Population Control

Hosted byIan Punnett

Population Control

About the show

During the first half of the program, Ian was joined by author Matthew Connelly, who shared his research into the history of world population control and the underlying misconception that all of the world's big problems (poverty, war, pollution, etc.) have been caused because there are too many people on the planet.

Connelly discussed some of the people and organizations involved in population control, including the Rockefeller and Ford Foundations, the United Nations, and Margaret Sanger, founder of Planned Parenthood. He said Sanger's birth control movement eventually came to be allied with the unsavory agendas of eugenists. Connelly talked about one Ford Foundation consultant's 1968 suggestion to use crop dusters to spray sterilizing agents over the entire country of India. He further noted that the United Nations has also tried to control India's population by providing grants for sterilization programs.

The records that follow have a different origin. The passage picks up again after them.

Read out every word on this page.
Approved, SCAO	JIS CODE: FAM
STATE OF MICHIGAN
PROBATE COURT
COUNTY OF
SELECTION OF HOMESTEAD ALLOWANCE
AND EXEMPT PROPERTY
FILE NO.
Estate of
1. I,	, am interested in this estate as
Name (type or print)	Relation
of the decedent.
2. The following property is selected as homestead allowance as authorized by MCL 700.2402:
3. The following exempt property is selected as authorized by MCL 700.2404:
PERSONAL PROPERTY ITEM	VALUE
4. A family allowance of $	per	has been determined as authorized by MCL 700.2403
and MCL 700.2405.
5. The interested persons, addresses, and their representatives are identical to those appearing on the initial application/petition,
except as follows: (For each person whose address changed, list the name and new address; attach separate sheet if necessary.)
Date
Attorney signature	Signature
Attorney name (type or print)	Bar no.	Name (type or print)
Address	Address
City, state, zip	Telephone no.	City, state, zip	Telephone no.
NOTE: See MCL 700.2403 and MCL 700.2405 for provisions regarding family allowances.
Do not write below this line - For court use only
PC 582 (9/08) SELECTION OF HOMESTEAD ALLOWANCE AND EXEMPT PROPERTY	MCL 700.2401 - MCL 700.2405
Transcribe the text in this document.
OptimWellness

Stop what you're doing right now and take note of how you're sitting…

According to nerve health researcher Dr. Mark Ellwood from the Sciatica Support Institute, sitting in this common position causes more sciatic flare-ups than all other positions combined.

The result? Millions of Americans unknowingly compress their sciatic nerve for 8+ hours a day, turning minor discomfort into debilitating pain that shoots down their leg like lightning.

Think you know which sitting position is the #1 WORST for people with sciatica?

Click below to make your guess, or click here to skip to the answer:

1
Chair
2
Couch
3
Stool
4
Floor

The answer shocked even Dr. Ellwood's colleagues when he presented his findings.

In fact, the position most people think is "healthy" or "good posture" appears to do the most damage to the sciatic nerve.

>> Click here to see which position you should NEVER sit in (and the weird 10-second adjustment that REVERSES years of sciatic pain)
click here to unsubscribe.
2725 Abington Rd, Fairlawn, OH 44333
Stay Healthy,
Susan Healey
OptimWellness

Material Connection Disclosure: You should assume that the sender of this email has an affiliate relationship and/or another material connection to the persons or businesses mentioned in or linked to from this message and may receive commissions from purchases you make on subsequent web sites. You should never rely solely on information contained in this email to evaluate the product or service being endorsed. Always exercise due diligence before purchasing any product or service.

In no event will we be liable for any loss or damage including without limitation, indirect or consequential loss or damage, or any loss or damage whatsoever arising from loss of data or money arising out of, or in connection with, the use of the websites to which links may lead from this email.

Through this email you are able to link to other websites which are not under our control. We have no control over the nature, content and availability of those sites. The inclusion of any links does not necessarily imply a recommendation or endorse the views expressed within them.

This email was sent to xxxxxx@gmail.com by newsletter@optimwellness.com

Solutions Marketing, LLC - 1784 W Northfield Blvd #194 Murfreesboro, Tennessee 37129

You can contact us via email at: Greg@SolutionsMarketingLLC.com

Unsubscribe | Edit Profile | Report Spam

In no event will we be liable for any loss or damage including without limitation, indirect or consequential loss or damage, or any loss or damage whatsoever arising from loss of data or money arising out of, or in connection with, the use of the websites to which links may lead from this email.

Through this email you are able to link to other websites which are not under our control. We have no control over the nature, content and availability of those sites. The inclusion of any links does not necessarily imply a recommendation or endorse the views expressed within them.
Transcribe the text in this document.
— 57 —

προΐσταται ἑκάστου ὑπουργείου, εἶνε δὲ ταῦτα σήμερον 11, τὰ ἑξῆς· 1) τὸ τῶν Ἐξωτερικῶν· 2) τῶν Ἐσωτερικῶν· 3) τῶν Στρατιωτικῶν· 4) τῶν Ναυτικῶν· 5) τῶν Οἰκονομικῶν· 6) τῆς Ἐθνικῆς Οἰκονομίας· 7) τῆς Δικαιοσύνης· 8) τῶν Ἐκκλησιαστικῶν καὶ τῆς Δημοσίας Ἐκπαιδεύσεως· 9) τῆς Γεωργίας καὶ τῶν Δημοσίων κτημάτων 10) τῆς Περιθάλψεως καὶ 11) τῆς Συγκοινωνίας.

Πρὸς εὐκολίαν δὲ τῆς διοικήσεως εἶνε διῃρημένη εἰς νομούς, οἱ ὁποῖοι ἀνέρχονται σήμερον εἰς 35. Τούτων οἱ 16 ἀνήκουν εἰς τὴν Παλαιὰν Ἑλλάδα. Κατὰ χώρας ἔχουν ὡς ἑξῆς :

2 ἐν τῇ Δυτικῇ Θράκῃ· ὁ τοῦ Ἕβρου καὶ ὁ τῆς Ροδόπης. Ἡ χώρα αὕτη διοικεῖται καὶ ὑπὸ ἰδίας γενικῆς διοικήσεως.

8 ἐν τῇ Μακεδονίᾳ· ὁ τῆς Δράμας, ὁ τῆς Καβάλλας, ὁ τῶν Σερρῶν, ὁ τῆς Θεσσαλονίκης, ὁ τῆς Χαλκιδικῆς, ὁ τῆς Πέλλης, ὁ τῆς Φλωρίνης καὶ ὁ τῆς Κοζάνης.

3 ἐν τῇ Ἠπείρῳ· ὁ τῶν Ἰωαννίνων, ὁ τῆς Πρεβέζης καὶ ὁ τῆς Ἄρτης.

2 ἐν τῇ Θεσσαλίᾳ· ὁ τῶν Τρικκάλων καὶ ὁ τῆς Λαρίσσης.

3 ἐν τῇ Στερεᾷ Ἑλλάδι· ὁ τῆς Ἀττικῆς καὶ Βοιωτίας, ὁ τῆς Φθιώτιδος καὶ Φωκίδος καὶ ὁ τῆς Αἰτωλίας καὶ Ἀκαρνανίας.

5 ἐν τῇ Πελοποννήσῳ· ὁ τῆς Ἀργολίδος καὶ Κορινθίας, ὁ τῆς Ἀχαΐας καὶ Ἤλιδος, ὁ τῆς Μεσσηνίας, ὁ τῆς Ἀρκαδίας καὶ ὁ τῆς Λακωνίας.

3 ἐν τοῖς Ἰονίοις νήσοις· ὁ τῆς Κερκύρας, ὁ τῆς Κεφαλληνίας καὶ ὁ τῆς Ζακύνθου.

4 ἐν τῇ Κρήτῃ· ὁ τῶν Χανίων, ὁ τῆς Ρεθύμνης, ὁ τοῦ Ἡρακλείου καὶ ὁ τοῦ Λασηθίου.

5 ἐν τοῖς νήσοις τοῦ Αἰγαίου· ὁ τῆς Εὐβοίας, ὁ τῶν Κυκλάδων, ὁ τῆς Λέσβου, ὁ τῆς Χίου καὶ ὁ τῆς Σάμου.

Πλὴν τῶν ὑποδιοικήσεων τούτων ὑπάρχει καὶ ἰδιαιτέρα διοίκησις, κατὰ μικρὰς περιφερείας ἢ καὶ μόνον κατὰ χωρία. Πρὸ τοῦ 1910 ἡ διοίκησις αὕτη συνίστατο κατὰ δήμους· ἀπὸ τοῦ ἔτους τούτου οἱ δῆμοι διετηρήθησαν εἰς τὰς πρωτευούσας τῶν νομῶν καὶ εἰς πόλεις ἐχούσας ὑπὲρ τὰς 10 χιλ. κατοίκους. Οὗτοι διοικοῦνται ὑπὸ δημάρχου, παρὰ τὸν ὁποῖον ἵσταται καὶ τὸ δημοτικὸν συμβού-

Connelly revealed some of what his research of the Secret Vatican Archives uncovered. According to Connelly, the Vatican's opposition to artificial birth control stemmed from their concern that women who could control their reproductive destinies would be more independent and threaten the power that fathers had over their families. Connelly also said some of the problems associated with large populations had more to do with politics and distribution than any real scarcity of resources. Connelly pointed out that the average American consumes in food and energy about 180,000 calories/day. The average human everywhere else on Earth only uses about one sixth as much, he said.

Bodies & Profit

In the last two hours, activist and academic Donna Dickenson discussed the commercialization of the human body. According to Dickenson, we do not 'own' our own bodies in any legal sense -- a fact corporations and universities have used to their advantage. Dickenson cited the case of John Moore, who in 1976 had an operation to have his spleen removed. Researchers later developed a cell line worth $3 billion from Moore's tissue. Moore sued and a court ruled that he had no right to profit from the commercialization of anything developed from tissue removed from his body, she said.

Dickenson reported on the organ trade in China, where tissues and organs from executed prisoners are sold "to order." She also talked about women in India who sold their kidneys to make money after the 2004 tsunami. Most of the organ money went to a broker, she explained, noting that 75% of the women who sold their kidneys remained in debt and with poorer health. Dickenson also commented on the Eastern European egg trade, patenting genes, as well as private cord blood banks, who she said provide a product with only "speculative future benefits."